How to get spark SUBMISSION_ID with spark-submit?

How to get spark SUBMISSION_ID with spark-submit? - apache-spark

Many places need SUBMISSION_ID, like spark-submit --status and Spark REST API. But how can I get this SUBMISSION_ID when I use spark-submit command to submit spark jobs?
P.S.:
I use python [popen][2] to start a spark-submit job. I want SUBMISSION_ID so my python program can monitor spark job status via REST API: <ip>:6066/v1/submissions/status/<SUBMISSION_ID>

Thanks to the clue by #Pandey. The answer https://stackoverflow.com/a/37980813/5634636 helps me a lot.
TL;DR
If you want to submit spark job locally, the answer https://stackoverflow.com/a/37980813/5634636 indeed works.
The only point is you must use cluster mode to submit your job,
i.e., use parameter --deploy-mode cluster.
If you want to submit a spark job remotely, use Spark submission API. It will help a lot. See https://www.nitendragautam.com/spark/submit-apache-spark-job-with-rest-api/ for details.
Detailed description
NOTE: I only test my approaches on Apache Spark 2.3.1. I can't guarantee that it will work in other versions as well.
Let's clear my requirement first. There're 3 features I wanted:
remote submit a spark job
check job status anytime (RUNNING, ERROR, FINISHED...)
get the error message if there is something error
Submit locally
NOTE: this answer only works in cluster mode
The Spark tool spark-submit will help.
To submit a job, see
https://spark.apache.org/docs/2.4.0/submitting-applications.html#launching-applications-with-spark-submit
To check the status, see https://stackoverflow.com/a/37420931/5634636. In this way, you need a SubmissionID. This answer https://stackoverflow.com/a/37980813/5634636 told you how to get a submission id in cluster mode. The submission id looks like driver-20190315142356-0004.
The error message is included in the job status message.
Submit remotely
Spark submission API is recommended.
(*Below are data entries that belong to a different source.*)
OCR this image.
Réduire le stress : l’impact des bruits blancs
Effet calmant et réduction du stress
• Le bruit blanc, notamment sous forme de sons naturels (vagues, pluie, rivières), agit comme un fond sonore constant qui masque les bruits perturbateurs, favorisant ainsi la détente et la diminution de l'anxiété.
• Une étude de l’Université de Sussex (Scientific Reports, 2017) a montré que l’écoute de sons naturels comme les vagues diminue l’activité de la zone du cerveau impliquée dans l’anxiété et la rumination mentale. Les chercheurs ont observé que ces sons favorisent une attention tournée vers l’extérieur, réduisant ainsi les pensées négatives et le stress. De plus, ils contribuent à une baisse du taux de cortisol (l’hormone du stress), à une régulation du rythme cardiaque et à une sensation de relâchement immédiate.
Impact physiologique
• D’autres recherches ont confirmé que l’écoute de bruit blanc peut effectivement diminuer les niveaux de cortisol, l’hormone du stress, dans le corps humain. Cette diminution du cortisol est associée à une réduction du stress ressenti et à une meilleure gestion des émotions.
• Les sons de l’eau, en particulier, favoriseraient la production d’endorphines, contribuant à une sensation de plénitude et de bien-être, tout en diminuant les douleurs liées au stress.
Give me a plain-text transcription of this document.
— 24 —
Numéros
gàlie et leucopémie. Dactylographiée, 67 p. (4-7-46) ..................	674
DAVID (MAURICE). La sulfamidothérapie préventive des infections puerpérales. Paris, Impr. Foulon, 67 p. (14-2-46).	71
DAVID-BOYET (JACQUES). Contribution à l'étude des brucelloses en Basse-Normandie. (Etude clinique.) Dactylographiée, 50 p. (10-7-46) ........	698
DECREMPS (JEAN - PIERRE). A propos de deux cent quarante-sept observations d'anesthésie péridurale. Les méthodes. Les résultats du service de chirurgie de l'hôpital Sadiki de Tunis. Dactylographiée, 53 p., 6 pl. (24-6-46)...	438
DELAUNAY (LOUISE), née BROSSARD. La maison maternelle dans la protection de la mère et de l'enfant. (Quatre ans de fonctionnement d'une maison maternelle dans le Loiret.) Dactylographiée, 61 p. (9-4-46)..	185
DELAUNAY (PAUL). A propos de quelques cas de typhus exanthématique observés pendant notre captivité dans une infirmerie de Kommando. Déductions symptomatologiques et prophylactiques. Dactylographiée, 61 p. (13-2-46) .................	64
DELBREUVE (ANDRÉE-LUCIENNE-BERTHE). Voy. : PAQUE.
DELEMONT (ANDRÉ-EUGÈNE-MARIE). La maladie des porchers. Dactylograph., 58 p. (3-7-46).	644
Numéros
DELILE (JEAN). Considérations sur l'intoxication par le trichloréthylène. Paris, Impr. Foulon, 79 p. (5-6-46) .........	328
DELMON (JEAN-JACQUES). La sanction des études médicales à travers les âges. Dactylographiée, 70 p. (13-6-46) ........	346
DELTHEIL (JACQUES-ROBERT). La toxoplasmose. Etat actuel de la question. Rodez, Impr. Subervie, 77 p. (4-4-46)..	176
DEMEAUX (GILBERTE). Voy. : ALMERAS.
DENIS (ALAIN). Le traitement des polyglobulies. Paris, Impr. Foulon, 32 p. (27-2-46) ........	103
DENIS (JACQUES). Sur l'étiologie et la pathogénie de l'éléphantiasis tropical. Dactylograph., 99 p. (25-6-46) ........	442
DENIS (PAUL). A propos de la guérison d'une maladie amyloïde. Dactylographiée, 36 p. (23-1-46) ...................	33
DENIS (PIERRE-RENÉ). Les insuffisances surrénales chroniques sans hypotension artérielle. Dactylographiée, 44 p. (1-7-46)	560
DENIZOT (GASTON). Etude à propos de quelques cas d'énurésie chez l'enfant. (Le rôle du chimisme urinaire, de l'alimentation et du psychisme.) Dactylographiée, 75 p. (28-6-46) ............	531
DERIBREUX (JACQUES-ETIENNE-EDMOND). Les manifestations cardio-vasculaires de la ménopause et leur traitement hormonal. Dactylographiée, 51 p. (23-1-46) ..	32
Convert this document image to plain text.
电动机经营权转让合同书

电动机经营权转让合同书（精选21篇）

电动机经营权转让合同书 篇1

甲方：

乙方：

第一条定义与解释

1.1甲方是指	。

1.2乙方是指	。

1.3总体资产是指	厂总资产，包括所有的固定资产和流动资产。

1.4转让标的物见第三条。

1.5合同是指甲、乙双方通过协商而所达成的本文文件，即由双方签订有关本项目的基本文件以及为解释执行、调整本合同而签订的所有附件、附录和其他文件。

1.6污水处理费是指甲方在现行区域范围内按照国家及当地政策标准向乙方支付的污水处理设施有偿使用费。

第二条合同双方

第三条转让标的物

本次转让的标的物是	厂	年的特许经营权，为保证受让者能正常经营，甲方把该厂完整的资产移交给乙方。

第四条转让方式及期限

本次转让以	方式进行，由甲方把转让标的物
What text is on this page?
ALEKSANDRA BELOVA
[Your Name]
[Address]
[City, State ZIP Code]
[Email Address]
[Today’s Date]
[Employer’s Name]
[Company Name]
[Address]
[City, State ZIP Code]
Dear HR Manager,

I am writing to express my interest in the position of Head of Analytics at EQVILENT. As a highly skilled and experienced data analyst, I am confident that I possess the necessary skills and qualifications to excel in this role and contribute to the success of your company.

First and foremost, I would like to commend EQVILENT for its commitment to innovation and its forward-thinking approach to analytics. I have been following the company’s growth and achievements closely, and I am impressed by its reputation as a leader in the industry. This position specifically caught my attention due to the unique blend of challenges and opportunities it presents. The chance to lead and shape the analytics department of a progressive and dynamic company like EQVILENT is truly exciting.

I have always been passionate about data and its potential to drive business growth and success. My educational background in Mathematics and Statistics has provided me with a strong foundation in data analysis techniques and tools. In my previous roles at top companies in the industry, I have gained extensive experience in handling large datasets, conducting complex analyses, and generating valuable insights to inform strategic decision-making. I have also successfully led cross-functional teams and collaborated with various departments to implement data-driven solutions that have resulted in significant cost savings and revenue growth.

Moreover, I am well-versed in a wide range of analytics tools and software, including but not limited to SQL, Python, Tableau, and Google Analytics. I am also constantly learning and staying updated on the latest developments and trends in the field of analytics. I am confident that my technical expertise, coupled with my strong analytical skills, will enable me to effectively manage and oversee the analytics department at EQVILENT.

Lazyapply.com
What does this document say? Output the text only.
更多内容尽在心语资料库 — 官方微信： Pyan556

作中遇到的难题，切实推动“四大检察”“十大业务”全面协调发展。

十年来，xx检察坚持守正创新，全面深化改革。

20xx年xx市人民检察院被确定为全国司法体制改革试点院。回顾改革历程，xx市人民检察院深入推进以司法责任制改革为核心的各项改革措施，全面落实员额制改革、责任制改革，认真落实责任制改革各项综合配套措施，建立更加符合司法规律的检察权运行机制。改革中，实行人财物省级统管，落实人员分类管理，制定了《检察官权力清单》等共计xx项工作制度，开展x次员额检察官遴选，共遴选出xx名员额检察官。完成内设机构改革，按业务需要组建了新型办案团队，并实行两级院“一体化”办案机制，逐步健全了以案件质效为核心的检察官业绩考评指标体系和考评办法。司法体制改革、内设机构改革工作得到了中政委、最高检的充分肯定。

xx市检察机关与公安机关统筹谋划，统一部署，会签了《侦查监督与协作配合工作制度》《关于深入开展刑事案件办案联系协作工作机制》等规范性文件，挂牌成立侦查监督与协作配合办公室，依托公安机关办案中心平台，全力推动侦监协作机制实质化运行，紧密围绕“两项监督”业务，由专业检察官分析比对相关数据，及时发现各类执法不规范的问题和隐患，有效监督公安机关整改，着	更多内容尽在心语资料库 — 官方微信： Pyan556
It seems that there is not any documentation on Apache Spark official website, so some people call it hidden API. For details, see: https://www.nitendragautam.com/spark/submit-apache-spark-job-with-rest-api/
To submit Spark job, use submit API
To get the status of the job, use status API: http://<master-ip>:6066/v1/submissions/status/<submission-id>. The submission-id will be returned in a json when you submit jobs.
The error message is included in the status message.
More about the error message: note the difference between status ERROR and FAILED. In short, the FAILED means that there is something wrong during executing Spark jobs (e.g. uncaught exceptions), while the ERROR means there's something error during submitting (e.g. invalid jar path). The error message is included in the status json. If you want to view the FAILED reason, it can be accessed via http://<driver-ip>:<ui-port>/log/<submission-id>.
Here is an example of error status (**** is an incorrect jar path which is miswritten intentionally):
{
"action" : "SubmissionStatusResponse",
"driverState" : "ERROR",
"message" : "Exception from the cluster:\njava.io.FileNotFoundException: File hdfs:**** does not exist.\n\torg.apache.hadoop.hdfs.DistributedFileSystem.listStatusInternal(DistributedFileSystem.java:795)\n\torg.apache.hadoop.hdfs.DistributedFileSystem.access$700(DistributedFileSystem.java:106)\n\torg.apache.hadoop.hdfs.DistributedFileSystem$18.doCall(DistributedFileSystem.java:853)\n\torg.apache.hadoop.hdfs.DistributedFileSystem$18.doCall(DistributedFileSystem.java:849)\n\torg.apache.hadoop.fs.FileSystemLinkResolver.resolve(FileSystemLinkResolver.java:81)\n\torg.apache.hadoop.hdfs.DistributedFileSystem.listStatus(DistributedFileSystem.java:860)\n\torg.apache.spark.util.Utils$.fetchHcfsFile(Utils.scala:727)\n\torg.apache.spark.util.Utils$.doFetchFile(Utils.scala:695)\n\torg.apache.spark.util.Utils$.fetchFile(Utils.scala:488)\n\torg.apache.spark.deploy.worker.DriverRunner.downloadUserJar(DriverRunner.scala:155)\n\torg.apache.spark.deploy.worker.DriverRunner.prepareAndRunDriver(DriverRunner.scala:173)\n\torg.apache.spark.deploy.worker.DriverRunner$$anon$1.run(DriverRunner.scala:92)",
"serverSparkVersion" : "2.3.1",
"submissionId" : "driver-20190315160943-0005",
"success" : true,
"workerHostPort" : "172.18.0.4:36962",
"workerId" : "worker-20190306214522-172.18.0.4-36962"
}

Related

Instrumenting Spark JDBC with javaagent

I am attempting to instrument JDBC calls using the Kamon JDBC Kanela agent in my Spark app.
I am able to successfully instrument JDBC calls in a non-spark test app by passing in -javaagent:kanela-agent-1.0.1.jar on the command line when I run the app from the JAR. When I do this, I see the Kanela banner display in the console, and can see that my failed statement processor is getting called when there is a SQL error.
From my research, I should be able to inject a javaagent into the executor of a Spark app by passing in the following to spark-submit: --conf "spark.executor.extraJavaOptions=-javaagent:kanela-agent-1.0.1.jar". However, when I do this, although the Kamon banner IS displaying on the console upon my call to Kamon.init(), my failed statement processor is NOT getting called when there is a SQL error.
Things I'm wondering:
Is there something about the way that spark-jdbc makes these JDBC calls that would prevent a javaagent from "seeing" them?
Does my call to Kamon.init() somehow only apply to code in the Spark driver, and not the executor?
Any other reason that you can think of that would be preventing this from working?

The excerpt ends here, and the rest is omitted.